Its the same as diamonds, emeralds and rubys, all of them are shiny precious assets, but none of them are money, they are just valuable commodities

Bitcoin is money.
as a far as i know(joking here), the value to a thing(any thing) is given by us, by supply and demand, and not by an astronomical entity, everything has value and in the same time everything has not it
this is the reason why something cannot really be considered more worthless if one day there will be more adoption for it
something is really without value only if no one care about it
Anything that can represent value that you can use to exchange goods is money.. including diamonds, emerland and ruby, but in modern society it was constituted that fiats are money.
Bitcoin is a objectively superior form of money, still unknown to society.
This is a paradigm shift that will take time.
I don't think it is something that could be called a paradigm shift. I can't figure out even one
conceptual difference between gold and bitcoin that would justify such a claim
As for intrinsic value, nothing has intrinsic value, except food, whater and shelter, because everyone needs those, so those are ALWAYS in demand, therefore it can be deduced that they have intrinsic value, because they'll be forever in demand.

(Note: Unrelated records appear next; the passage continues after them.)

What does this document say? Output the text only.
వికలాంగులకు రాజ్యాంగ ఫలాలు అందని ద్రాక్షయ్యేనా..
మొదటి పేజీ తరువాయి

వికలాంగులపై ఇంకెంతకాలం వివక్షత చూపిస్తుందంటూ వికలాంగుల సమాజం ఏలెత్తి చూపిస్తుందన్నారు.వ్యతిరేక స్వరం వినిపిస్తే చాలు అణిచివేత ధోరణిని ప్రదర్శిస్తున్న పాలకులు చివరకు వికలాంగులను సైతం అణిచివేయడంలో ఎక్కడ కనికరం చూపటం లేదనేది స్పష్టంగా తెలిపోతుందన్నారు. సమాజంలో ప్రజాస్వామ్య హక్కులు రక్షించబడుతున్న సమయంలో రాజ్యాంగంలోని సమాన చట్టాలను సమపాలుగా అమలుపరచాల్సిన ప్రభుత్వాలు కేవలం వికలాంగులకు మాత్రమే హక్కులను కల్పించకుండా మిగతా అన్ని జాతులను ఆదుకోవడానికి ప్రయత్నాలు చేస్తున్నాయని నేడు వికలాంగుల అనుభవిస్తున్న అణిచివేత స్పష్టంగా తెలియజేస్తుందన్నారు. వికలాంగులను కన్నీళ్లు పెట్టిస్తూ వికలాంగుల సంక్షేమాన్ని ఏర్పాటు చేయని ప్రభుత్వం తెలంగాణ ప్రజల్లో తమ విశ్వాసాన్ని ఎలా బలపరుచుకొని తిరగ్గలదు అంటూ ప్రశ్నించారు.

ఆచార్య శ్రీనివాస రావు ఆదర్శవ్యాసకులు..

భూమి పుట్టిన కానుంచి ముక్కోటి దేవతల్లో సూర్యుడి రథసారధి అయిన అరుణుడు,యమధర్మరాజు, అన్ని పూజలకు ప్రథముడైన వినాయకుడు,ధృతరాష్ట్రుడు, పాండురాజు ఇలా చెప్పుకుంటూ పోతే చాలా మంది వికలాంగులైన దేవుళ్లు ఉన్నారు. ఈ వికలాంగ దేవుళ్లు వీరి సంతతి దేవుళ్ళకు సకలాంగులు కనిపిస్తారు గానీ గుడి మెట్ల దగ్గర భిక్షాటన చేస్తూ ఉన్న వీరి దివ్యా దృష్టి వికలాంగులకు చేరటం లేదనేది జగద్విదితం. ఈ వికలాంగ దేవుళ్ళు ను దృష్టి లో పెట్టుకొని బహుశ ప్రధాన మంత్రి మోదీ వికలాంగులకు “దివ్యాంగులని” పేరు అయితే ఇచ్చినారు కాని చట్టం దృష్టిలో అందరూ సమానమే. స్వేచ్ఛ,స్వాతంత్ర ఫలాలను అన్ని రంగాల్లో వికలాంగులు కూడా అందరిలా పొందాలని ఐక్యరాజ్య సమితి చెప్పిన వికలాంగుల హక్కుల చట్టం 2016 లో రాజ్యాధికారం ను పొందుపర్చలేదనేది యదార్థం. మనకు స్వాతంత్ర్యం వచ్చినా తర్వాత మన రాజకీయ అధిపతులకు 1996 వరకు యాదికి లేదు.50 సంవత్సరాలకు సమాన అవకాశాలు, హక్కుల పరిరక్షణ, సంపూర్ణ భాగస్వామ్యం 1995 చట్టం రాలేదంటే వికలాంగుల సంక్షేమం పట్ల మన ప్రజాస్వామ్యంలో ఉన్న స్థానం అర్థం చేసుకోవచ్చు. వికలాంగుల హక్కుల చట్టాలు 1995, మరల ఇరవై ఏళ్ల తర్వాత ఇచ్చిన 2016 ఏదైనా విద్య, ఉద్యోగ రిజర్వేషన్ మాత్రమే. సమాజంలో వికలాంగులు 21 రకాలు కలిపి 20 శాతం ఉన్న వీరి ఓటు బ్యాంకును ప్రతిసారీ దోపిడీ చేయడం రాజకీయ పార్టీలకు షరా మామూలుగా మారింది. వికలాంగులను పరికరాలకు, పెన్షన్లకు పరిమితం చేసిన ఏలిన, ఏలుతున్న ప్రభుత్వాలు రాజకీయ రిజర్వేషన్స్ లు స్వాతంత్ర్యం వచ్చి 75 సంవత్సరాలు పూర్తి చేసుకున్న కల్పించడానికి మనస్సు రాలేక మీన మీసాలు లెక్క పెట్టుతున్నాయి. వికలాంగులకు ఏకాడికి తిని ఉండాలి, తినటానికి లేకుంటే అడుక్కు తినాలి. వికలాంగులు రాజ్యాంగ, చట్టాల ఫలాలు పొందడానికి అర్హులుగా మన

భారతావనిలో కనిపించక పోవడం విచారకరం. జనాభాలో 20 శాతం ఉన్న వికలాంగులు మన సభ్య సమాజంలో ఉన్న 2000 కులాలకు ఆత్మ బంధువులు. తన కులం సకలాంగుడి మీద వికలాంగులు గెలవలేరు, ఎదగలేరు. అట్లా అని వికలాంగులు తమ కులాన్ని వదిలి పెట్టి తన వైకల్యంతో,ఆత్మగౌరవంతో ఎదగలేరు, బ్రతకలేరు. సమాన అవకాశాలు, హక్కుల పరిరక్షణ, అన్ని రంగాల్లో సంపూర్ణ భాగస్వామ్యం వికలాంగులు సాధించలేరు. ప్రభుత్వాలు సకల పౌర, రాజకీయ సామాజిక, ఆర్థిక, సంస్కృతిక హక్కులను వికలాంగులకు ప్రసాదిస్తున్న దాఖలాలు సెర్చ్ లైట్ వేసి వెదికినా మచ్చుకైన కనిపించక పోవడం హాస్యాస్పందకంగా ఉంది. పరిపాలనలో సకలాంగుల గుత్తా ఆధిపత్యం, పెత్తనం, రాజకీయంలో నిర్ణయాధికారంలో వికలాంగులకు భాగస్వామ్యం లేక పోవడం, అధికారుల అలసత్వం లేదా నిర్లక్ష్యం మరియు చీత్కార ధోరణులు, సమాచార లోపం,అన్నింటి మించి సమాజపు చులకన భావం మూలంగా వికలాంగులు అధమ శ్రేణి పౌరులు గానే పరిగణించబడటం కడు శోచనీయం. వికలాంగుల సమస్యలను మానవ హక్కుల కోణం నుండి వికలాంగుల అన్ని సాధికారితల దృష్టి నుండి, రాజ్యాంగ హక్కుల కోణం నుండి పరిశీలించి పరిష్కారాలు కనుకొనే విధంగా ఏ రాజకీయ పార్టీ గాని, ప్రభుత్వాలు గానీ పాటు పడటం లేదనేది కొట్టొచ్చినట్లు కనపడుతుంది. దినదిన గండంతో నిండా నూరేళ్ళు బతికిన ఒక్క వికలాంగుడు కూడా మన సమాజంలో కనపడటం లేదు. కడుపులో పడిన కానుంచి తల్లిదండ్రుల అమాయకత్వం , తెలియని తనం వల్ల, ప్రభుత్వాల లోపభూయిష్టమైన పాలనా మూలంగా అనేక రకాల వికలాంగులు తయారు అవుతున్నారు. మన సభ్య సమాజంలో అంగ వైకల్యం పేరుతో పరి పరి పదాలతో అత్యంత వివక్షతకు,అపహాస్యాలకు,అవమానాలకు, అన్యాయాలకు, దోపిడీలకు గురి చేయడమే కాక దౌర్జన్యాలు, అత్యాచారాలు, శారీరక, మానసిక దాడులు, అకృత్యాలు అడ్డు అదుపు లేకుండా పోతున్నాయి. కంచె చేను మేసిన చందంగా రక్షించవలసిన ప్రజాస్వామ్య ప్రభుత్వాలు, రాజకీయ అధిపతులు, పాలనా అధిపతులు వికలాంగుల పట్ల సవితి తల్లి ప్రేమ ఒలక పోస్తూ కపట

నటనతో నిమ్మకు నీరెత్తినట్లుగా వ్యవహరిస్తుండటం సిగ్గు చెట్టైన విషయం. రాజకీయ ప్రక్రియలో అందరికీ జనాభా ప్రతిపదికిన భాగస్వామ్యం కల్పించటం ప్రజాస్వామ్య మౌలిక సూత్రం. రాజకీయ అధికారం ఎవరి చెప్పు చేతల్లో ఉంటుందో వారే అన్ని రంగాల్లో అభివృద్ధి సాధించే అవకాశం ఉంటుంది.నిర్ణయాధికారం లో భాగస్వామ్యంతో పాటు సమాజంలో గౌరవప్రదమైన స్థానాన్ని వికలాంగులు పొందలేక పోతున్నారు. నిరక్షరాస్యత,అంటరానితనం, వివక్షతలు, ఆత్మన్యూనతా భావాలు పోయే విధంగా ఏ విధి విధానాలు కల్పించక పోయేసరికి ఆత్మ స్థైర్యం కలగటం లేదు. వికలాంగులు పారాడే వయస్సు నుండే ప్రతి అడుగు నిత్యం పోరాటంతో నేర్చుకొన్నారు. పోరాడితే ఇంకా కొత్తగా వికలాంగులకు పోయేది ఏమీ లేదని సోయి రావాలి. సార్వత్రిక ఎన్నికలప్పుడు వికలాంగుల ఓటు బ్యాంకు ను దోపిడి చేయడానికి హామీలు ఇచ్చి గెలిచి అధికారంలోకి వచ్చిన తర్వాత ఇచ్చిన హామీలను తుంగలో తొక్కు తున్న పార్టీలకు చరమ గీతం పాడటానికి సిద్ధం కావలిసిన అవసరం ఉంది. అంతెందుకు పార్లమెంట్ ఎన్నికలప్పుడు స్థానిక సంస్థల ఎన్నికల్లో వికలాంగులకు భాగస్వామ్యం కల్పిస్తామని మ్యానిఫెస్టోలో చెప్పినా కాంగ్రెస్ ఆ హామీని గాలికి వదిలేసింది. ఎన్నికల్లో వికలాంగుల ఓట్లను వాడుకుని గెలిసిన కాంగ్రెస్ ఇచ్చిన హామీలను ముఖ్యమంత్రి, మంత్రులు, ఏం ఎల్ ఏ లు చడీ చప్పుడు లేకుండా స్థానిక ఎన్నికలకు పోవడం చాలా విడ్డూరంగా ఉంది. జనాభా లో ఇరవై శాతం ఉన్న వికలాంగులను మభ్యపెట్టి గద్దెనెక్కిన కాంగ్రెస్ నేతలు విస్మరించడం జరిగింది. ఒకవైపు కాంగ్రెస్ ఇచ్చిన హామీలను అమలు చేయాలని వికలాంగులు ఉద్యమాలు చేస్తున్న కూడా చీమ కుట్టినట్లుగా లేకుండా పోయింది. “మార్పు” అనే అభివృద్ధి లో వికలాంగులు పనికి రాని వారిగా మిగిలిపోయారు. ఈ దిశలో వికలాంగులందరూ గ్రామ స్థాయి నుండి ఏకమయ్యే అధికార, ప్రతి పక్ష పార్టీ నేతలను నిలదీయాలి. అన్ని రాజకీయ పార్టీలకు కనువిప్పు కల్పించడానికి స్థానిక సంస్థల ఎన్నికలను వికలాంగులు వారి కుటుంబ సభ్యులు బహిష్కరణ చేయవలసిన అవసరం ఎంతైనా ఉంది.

What about air? If it has intrinsic value (which seems to be pretty obvious), why there is no market demand for it overall (but please don't repeat the old story about clean air vs polluted air)? I guess that not everything that has what you call intrinsic value, is
always in demand...
Aren't you missing something?
Who said, or why do you think money has to have an intrinsic value. I think its the contrary, it doesnt need to have one.
It only needs an established trust, or some sort of transactional property to be recognized.
E-money doesnt have intrinsic value, so its only based on trust, the same could happen with bitcoin.